Innovation can come from big or small companies in any field, but there are nine secular growth themes that tend to have a high concentration of transformative companies, Mortimer said: advanced healthcare, artificial intelligence/big data, clean energy/sustainability, cloud computing, mobile technology/the Internet of Things (IoT), next generation consumer, payments/financial technology (fintech), robotics/automationand Internet, media and entertainment.
But many of these industries are not only synonymous with innovation. For years, they were also known to house stocks that traded at sky-high valuations as investors waged fierce bidding wars for companies they believed would one day change the world.
“If you go back in time, we’ve seen a lot of these types of periods,” Mortimer said. “And again, there can’t be that many winners at that kind of level. It’s possible, but historically there haven’t been that many winners at that kind of level.”
Growth investors should first be wary of stocks that are in a bubble. Mortimer and Page avoid these stocks by focusing on quality and looking for companies with the following characteristics: reasonable valuations, strong capital returns, healthy balance sheetsand material gains instead of just promising revenue growth. This prevents them from overpaying for bad deeds.

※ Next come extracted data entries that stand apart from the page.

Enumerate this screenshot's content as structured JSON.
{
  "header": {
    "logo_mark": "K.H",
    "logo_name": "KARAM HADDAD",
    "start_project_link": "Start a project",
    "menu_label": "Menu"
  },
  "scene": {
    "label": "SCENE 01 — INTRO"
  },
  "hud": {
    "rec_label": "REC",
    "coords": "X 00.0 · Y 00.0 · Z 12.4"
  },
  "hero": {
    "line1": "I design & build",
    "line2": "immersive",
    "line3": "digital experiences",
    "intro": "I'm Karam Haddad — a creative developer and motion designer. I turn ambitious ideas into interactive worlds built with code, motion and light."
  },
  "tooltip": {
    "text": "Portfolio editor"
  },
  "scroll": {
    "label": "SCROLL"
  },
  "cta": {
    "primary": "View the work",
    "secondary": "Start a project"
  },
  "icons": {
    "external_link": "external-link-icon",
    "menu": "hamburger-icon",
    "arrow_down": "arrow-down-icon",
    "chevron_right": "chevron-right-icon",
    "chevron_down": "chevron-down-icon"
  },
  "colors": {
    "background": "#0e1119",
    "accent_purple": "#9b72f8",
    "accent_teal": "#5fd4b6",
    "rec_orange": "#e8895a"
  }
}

“What we’re trying to do is limit how much we pay for future growth versus what we pay today,” Mortimer said. “So if that growth disappoints – which can often be the case because we know growth is very hard to predict – then hopefully it will save you from paying a lot for future expectations that may or may not occur. .”
4 growth stocks to buy
Below are four stocks that fit the “innovator” criteria outlined above by Mortimer and are therefore key components of the Guinness Atkinson Global Innovators Fund.
“These are the types of businesses that have long avenues for future growth and, ideally, good opportunities to reinvest in their business to generate more growth in the future,” Mortimer said.
With each name there is its ticker, market cap, price to earnings (P/E) ratio and Mortimer’s investment thesis.